Very nice here, even Pink’s Mother would have appreciated the apparent phsycological safety, ignoring all the current realities “out there” beyond the Wall. But, maybe next time I escape, I should take along some of those little pills they feed me. Something to do with OCD they say, whatever that is.
This thread will deterioate into informed speaker choices in the relevant section, but the background can be handled here. It will be a pseudo-scientific, self-serving babble about frequencies, harmonics, speaker response curves and equalizer tests, all easily debunked by the reality that all of the best science never sounds lekker to our ears when plugged in. But I needed to know.

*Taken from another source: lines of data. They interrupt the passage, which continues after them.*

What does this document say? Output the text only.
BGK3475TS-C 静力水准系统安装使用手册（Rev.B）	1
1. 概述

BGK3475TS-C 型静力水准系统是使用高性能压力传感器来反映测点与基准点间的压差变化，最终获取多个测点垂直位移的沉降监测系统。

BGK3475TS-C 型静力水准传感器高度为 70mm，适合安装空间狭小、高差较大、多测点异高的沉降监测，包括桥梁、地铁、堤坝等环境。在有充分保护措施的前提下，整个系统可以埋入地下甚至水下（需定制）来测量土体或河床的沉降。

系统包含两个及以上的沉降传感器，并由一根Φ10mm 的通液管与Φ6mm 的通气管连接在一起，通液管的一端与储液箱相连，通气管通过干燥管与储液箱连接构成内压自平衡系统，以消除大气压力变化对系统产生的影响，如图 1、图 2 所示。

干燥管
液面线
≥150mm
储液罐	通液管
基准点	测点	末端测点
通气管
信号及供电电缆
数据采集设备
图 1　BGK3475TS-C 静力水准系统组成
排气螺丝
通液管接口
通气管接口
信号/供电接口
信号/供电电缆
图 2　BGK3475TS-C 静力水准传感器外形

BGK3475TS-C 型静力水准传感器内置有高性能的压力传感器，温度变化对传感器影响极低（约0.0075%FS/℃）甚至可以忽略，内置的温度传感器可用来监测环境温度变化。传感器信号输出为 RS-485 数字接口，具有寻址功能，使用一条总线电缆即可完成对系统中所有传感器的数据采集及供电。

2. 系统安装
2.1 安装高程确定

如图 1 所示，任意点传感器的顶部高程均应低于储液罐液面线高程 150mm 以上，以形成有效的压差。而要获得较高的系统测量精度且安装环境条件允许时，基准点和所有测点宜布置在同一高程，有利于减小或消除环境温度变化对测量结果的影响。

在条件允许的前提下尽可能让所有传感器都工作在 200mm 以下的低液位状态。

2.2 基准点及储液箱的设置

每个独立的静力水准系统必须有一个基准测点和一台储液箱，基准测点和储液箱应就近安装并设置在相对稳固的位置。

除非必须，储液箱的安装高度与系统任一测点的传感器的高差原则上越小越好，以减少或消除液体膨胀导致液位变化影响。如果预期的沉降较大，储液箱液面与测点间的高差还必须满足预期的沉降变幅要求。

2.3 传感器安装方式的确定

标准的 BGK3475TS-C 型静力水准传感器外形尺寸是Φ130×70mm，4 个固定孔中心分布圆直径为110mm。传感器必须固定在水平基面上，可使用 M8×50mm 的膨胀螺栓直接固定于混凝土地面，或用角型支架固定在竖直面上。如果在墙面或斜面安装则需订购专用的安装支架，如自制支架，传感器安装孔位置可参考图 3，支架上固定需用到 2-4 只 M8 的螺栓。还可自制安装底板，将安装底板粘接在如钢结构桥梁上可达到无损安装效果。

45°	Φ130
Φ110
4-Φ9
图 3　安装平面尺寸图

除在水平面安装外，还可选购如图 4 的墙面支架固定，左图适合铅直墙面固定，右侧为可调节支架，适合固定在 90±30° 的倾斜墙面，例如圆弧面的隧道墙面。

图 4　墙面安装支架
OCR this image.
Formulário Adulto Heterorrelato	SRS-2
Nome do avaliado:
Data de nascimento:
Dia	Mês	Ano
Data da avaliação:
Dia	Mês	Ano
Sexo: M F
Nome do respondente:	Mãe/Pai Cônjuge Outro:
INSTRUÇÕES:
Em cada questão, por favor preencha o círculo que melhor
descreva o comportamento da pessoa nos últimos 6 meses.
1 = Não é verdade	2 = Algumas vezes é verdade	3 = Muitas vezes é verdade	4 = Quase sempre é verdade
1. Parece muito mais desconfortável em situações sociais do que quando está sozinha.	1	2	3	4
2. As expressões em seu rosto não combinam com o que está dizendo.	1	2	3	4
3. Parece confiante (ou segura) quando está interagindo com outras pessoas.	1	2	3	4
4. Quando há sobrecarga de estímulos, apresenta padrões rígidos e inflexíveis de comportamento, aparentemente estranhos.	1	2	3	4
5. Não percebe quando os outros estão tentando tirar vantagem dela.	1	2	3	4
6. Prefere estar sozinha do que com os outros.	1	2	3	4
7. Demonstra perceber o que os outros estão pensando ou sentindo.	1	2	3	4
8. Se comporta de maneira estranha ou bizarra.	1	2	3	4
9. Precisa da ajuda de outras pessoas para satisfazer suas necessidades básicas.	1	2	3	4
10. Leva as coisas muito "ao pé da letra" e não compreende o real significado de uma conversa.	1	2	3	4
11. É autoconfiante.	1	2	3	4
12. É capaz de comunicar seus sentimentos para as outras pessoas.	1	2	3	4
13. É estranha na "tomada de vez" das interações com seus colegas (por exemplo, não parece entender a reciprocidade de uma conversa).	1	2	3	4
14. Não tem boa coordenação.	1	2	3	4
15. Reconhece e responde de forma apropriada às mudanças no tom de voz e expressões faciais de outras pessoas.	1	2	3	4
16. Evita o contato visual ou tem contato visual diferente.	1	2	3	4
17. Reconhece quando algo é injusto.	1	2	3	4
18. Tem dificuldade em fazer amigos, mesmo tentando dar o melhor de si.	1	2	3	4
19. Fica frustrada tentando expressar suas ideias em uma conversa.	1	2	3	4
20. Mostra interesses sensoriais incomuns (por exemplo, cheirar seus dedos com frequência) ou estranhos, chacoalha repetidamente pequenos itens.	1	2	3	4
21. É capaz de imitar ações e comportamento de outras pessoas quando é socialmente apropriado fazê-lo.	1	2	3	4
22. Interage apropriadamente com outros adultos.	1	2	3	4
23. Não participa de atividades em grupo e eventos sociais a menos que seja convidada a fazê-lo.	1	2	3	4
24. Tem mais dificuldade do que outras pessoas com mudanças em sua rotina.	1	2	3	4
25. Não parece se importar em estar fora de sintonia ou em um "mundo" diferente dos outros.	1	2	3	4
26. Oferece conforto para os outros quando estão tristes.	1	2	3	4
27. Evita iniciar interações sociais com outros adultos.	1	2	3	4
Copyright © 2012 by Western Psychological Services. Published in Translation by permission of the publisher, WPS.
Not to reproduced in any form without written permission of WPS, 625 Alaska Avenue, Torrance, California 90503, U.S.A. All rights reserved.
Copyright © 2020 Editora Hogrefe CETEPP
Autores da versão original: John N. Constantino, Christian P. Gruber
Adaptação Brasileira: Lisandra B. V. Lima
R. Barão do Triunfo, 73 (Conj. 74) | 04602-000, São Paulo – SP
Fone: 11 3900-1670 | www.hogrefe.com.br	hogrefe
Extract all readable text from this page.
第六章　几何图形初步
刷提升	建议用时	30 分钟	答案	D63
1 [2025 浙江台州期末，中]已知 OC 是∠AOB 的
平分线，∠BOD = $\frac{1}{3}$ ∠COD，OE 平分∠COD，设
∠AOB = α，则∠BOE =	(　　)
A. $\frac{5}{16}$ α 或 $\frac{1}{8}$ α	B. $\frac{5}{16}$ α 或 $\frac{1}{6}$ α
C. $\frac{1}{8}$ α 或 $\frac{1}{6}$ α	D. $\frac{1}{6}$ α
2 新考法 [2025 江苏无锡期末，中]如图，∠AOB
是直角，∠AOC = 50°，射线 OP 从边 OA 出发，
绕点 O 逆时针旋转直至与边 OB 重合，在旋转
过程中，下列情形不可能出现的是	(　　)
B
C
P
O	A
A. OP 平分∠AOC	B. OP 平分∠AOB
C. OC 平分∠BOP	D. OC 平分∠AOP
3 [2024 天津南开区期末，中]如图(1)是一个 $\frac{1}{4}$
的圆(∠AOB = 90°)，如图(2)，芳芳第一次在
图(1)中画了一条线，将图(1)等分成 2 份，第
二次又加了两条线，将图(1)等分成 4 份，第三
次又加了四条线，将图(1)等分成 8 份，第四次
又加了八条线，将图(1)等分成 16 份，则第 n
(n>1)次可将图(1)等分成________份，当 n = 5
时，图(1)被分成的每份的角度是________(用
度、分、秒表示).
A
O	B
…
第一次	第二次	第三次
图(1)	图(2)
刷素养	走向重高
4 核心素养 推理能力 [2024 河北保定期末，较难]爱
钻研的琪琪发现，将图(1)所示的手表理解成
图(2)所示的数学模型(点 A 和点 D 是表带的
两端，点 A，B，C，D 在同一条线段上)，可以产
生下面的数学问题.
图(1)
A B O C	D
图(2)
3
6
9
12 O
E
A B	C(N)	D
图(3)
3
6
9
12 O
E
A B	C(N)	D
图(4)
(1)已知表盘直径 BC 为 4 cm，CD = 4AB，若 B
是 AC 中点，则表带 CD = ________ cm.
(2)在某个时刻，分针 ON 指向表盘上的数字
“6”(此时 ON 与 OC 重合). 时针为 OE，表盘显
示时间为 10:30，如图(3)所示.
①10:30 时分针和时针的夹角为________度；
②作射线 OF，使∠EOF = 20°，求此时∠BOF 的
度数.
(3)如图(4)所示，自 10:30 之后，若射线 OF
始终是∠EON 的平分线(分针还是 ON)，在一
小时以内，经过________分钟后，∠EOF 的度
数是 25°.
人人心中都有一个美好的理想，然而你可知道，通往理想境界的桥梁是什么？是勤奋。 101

I have been playing exclusively in a small box of about 4 x 5 x 3.5 meters, filled with flat-fronted furniture to break most of the wall surfaces, with only the bed and narrow run of curtains as “soft” surfaces. I play with the amp close at hand, spaced less than a meter from the rear wall, facing towards where the thousands of enthusiastic fans would be screaming support. Alas, even in my imagination, they run screaming, with hands clasped over their ears, from the building. With the amp facing “away” I obviously cannot get the best sound effect, but that is the reality of my physical situation. Cabinet with long speaker leads coming up.
Many moons ago I decided to buy a 40 Watt valve amp, thinking that the current 15 Watt transistor amp is slightly not enough. Should have bought a 15 Watt valve amp. Which I did, recently, using the big amp’s 12 inch driver as a cabinet. Which does not allow me to “tame” all my guitars. I have either too sharp treble or muddled sounds or too much bass and midrange boost sustain (yeah, that is electric guitar for you), and cannot get away from shrill, ear-piercing trebles at volume, even with humbuckers. Traditional bedroom playing might be about “soft”, but really, some volume is required to make the right sounds, yes?
My old amp is a small, cheap, eight inch speaker combination, and after adding some more back panel to it, it does OK. Merely OK. I can get most of my not-the-same guitars to sound almost OK with it. Maybe need to open the back a bit more. Everybody says Valves is where it is at, and bigger speakers sing better. I went that way. But, I cannot get the sound. I have come to suspect that speaker size has a big influence on the perceived sound quality in my rather cramped room.
The internet is filled with “fit this pickup” “add that tone mod” “vary that cap on the cathode resistor” and “raise your pickup and lower the pole pieces”. It seems there is a small group out there that would recommend changing your amp/speaker before buying “better” (more, and yet more?) pickups.
To experiment with what I have, I connected the small valve amp to the small speaker of the small solid state, and, yes, it makes a huge difference. Who would have guessed? It lacks a bit of imagination with the pointy monster, but works a treat with the Strat-alike single coiled guitar. I already bought speakers for upgrading the small bedroom amp, cabinet-izing the new valve amp, and for to a new amp yet-to-be-built project, after going through the price/spec/sensitivity/size/frequency response options. Realizing that all the internet hype about bigger speakers might not have been aimed towards my situation, now what?
(No replies about auditioning all the options at the store, a) I cannot physically do so b) The store is not my normal playing box c) The store will not have all the options I would like to test.)
I also realise that speakers on their own does not do it, they have to be paired with the “right” amp, amplifying the “right” guitar with the “right” pickups set just so, with the “right” pots and caps, and strings, and practised fingers and playing style and string attack, and so forth. And they need to be in the (dramatic music here) right cabinet. Of which nobody can tell you what is correct. Open back, closed, ported, vented, stuffed, tilted, raised, tuned, 4 x X” and 2 x Y” and more opinions about dimensions that string choices. I will try a semi-closed open back system first, easy to vary open area. Easy to test the effect of damping material on the inside. I am not going to dig into exploring the tonal characteristics of various types of cheap wood. Or the effect of the cabinet finish/colour on the mid-trebles. I started cutting wood for the first cabinet today.